As individual markets shift and future unknows continue to interfere with our traditional sales routines, the necessity of organic growth crescendos. But, as we have said before, this is not about recreation or reinvention, but simple, planned adaptation. Growth through the understanding of market adjacency is not a new concept, but one that should be reexamined. This is not only opportunistic for your business; it is something that can be easily applied using your existing skillsets. But what is meant by adjacent markets?
These “new” markets are closely related to those you have already been working with. The most effective and competitively advantaged distributors in the industry understand a core client base and focus their attention to learning all they can about it. This is a long-term process of learning the market that the client engages in and using the knowledge to further define the distributor’s expertise. Your knowledge base resides in these areas and is extremely valuable.

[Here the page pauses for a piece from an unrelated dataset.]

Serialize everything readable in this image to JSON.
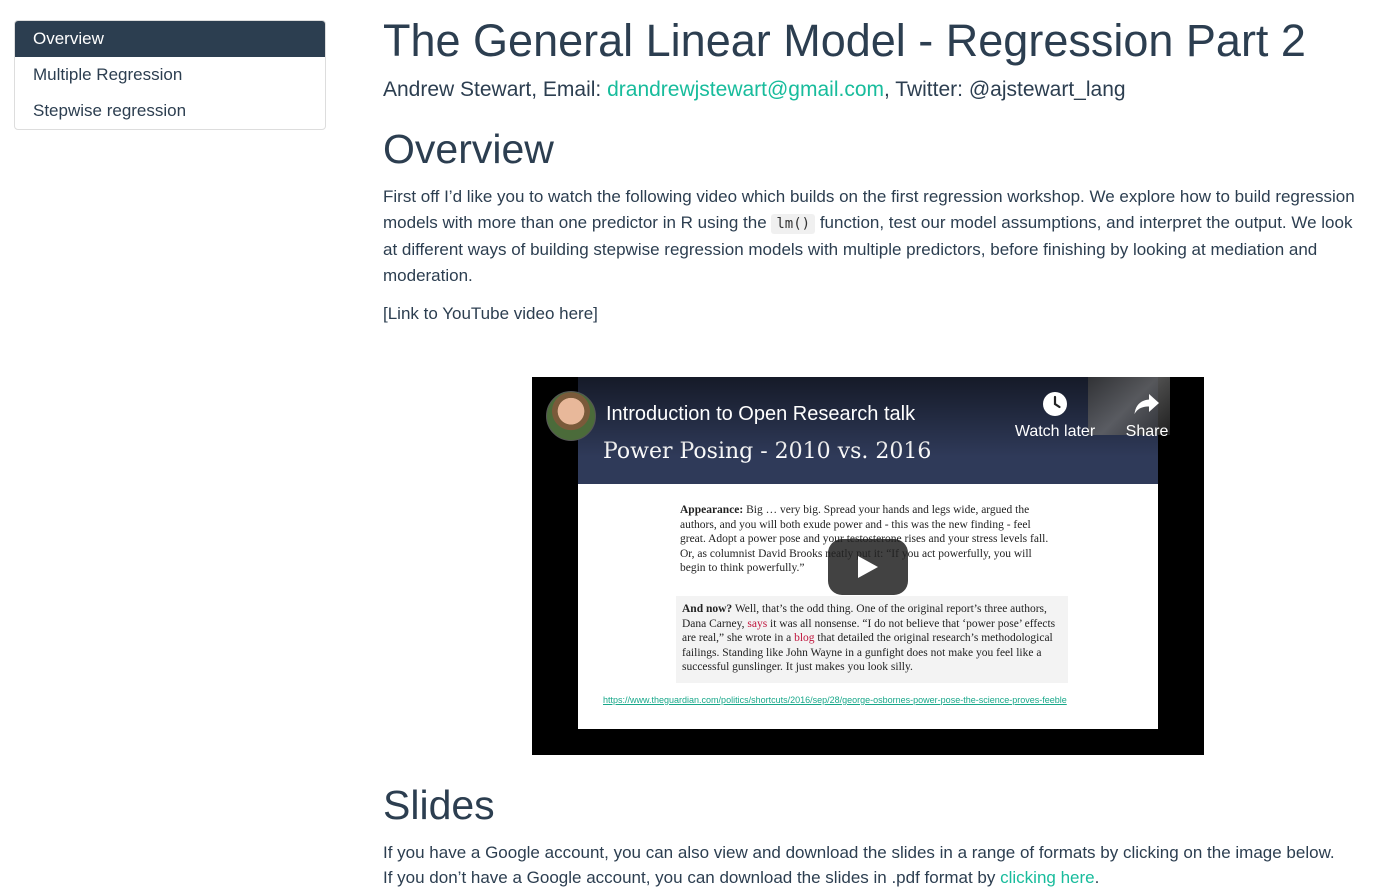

Now, market adjacency is not to be confused with something called “white space opportunities”. This is an approach of targeting completely new markets, ones which you may have little or no understanding of. It takes extensive time and energy to comprehend the wants and needs of a new market in order to be effective for clients in those areas. This is not necessarily the time to learn about these “white space” markets. Rather, the idea is to export your skillset to bring value to additional areas with similar features.
Market adjacent categories include new geographies, new value chains, new channels, new businesses, new segments of customers, and even new products. But, the most important understanding is that each of these areas link to a core competency which you already possess. When mapping out a plan for this, it is often too easy to deviate from your core knowledge.
In order to create a direction for a market adjacent approach, it is best to map a path of opportunity with your core competency as a focus. Perhaps you find that your best skillset is in the education field but your immediate clients from that area are not purchasing. This a great place to start. You can map our alternatives based on the various avenues listed above. What you will find is that as you map out potential adjacent markets, other core competencies will arise and begin to connect.
Most of us are facing the “what’s next?” question frequently these days, especially as we begin to plan our 2021 strategies. There will be markets that are more attractive to you than your competition based on your existing skillset. This is how you not only continue to evaluate your competitive advantage but how you gain insight into what knowledge gaps exist within your operations.